Sotheby’s reports healthy sales for its May Contemporary Art evening sale

It may not have been the dazzling record-breaker that was Monday’s sale of Modern, Impressionist and Contemporary art at Christie’s (at which Picasso’s Les Femmes d’Alger fetched an unprecedented $179,365,000) but Sotheby’s said it was pleased with the results of Tuesday’s May Contemporary art evening sale, which totalled $380 million, with 87% of lots sold.
The highlight of the evening was the sale of Mark Rothko’s Untitled (Yellow and Blue), which went to an anonymous client for $46.5m after it was underbid by an Asian private collector.
Roy Lichtenstein’s The Ring (Engagement) sold for $41,690,000. The work has had only two owners in 50 years and came from the collection of Stefan Edlis. The price is nearly 20 times the $2,202,500 the work fetched when it last appeared at auction in November 1997 at Sotheby’s.

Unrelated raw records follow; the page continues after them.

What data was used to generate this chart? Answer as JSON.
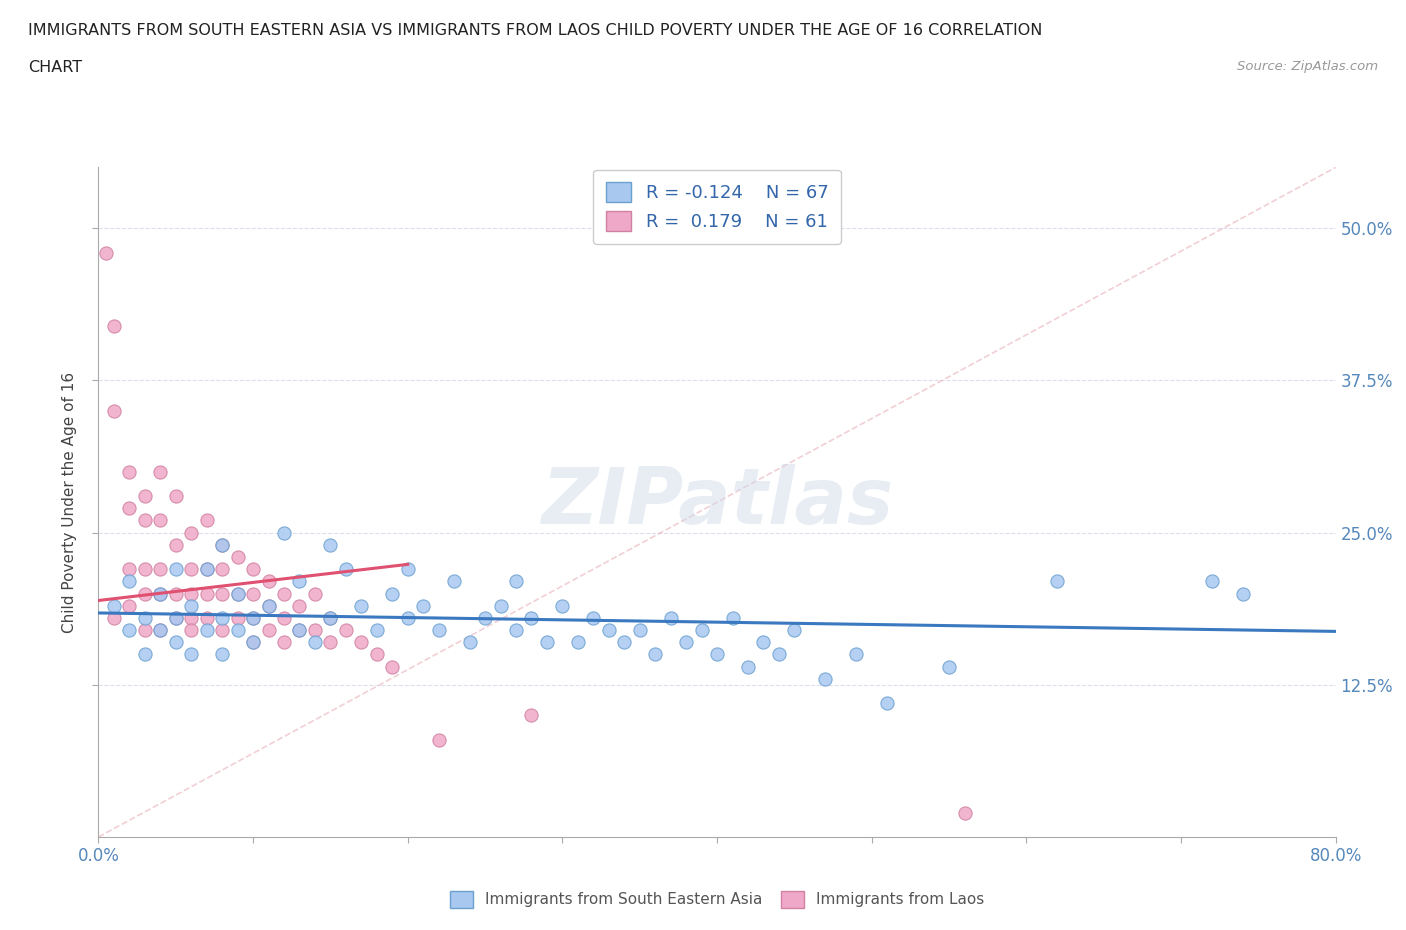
{
  "title_line1": "IMMIGRANTS FROM SOUTH EASTERN ASIA VS IMMIGRANTS FROM LAOS CHILD POVERTY UNDER THE AGE OF 16 CORRELATION",
  "title_line2": "CHART",
  "source_text": "Source: ZipAtlas.com",
  "ylabel": "Child Poverty Under the Age of 16",
  "xlim": [
    0.0,
    0.8
  ],
  "ylim": [
    0.0,
    0.55
  ],
  "yticks_right_labels": [
    "12.5%",
    "25.0%",
    "37.5%",
    "50.0%"
  ],
  "blue_color": "#a8c8f0",
  "pink_color": "#f0a8c8",
  "blue_edge": "#6aa0d0",
  "pink_edge": "#d080a0",
  "blue_line_color": "#3a78c0",
  "pink_line_color": "#e05070",
  "R_blue": -0.124,
  "N_blue": 67,
  "R_pink": 0.179,
  "N_pink": 61,
  "legend_label_blue": "Immigrants from South Eastern Asia",
  "legend_label_pink": "Immigrants from Laos",
  "watermark": "ZIPatlas",
  "blue_x": [
    0.01,
    0.02,
    0.02,
    0.03,
    0.03,
    0.04,
    0.04,
    0.05,
    0.05,
    0.05,
    0.06,
    0.06,
    0.07,
    0.07,
    0.08,
    0.08,
    0.08,
    0.09,
    0.09,
    0.1,
    0.1,
    0.11,
    0.12,
    0.13,
    0.13,
    0.14,
    0.15,
    0.15,
    0.16,
    0.17,
    0.18,
    0.19,
    0.2,
    0.2,
    0.21,
    0.22,
    0.23,
    0.24,
    0.25,
    0.26,
    0.27,
    0.27,
    0.28,
    0.29,
    0.3,
    0.31,
    0.32,
    0.33,
    0.34,
    0.35,
    0.36,
    0.37,
    0.38,
    0.39,
    0.4,
    0.41,
    0.42,
    0.43,
    0.44,
    0.45,
    0.47,
    0.49,
    0.51,
    0.55,
    0.62,
    0.72,
    0.74
  ],
  "blue_y": [
    0.19,
    0.17,
    0.21,
    0.18,
    0.15,
    0.2,
    0.17,
    0.22,
    0.18,
    0.16,
    0.19,
    0.15,
    0.17,
    0.22,
    0.18,
    0.15,
    0.24,
    0.17,
    0.2,
    0.18,
    0.16,
    0.19,
    0.25,
    0.17,
    0.21,
    0.16,
    0.24,
    0.18,
    0.22,
    0.19,
    0.17,
    0.2,
    0.22,
    0.18,
    0.19,
    0.17,
    0.21,
    0.16,
    0.18,
    0.19,
    0.17,
    0.21,
    0.18,
    0.16,
    0.19,
    0.16,
    0.18,
    0.17,
    0.16,
    0.17,
    0.15,
    0.18,
    0.16,
    0.17,
    0.15,
    0.18,
    0.14,
    0.16,
    0.15,
    0.17,
    0.13,
    0.15,
    0.11,
    0.14,
    0.21,
    0.21,
    0.2
  ],
  "pink_x": [
    0.005,
    0.01,
    0.01,
    0.01,
    0.02,
    0.02,
    0.02,
    0.02,
    0.03,
    0.03,
    0.03,
    0.03,
    0.03,
    0.04,
    0.04,
    0.04,
    0.04,
    0.04,
    0.05,
    0.05,
    0.05,
    0.05,
    0.06,
    0.06,
    0.06,
    0.06,
    0.06,
    0.07,
    0.07,
    0.07,
    0.07,
    0.08,
    0.08,
    0.08,
    0.08,
    0.09,
    0.09,
    0.09,
    0.1,
    0.1,
    0.1,
    0.1,
    0.11,
    0.11,
    0.11,
    0.12,
    0.12,
    0.12,
    0.13,
    0.13,
    0.14,
    0.14,
    0.15,
    0.15,
    0.16,
    0.17,
    0.18,
    0.19,
    0.22,
    0.28,
    0.56
  ],
  "pink_y": [
    0.48,
    0.42,
    0.35,
    0.18,
    0.3,
    0.27,
    0.22,
    0.19,
    0.28,
    0.26,
    0.22,
    0.2,
    0.17,
    0.3,
    0.26,
    0.22,
    0.2,
    0.17,
    0.28,
    0.24,
    0.2,
    0.18,
    0.25,
    0.22,
    0.2,
    0.18,
    0.17,
    0.26,
    0.22,
    0.2,
    0.18,
    0.24,
    0.22,
    0.2,
    0.17,
    0.23,
    0.2,
    0.18,
    0.22,
    0.2,
    0.18,
    0.16,
    0.21,
    0.19,
    0.17,
    0.2,
    0.18,
    0.16,
    0.19,
    0.17,
    0.2,
    0.17,
    0.18,
    0.16,
    0.17,
    0.16,
    0.15,
    0.14,
    0.08,
    0.1,
    0.02
  ]
}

Untitled (RIOT), an early masterwork by Christopher Wool that had been in the same collection since 1991, sold for $29,930,000, establishing a new record for the artist at auction (est. $12/8 million).
Sigmar Polke’s Dschungel (Jungle) also set a new benchmark, with a final price of $27,130,000 – four years after it fetched $9.2 million in the Sotheby’s London sale of the Duerckheim Collection (est. in the region of $20 million).
Superman by Andy Warhol fetched $14,362,000 after it was sought by seven bidders from around the world (est. $6/8m), a record for the Myths series at auction. Mao from 1973, also by Warhol, sold for $14,474,000 (est. $13/16m). All five works by the artist found buyers.
Alexander Rotter, co-head of Sotheby’s Global Contemporary Art department, said: “With a total of $380 million, an outstanding sell-through rate, and records for artists spanning the gamut of Contemporary art, the sale tonight was a great success. In a sale that saw bids coming thick and fast from all corners of the room and all corners of the globe, tonight’s total was just a heartbeat away from being our best ever.”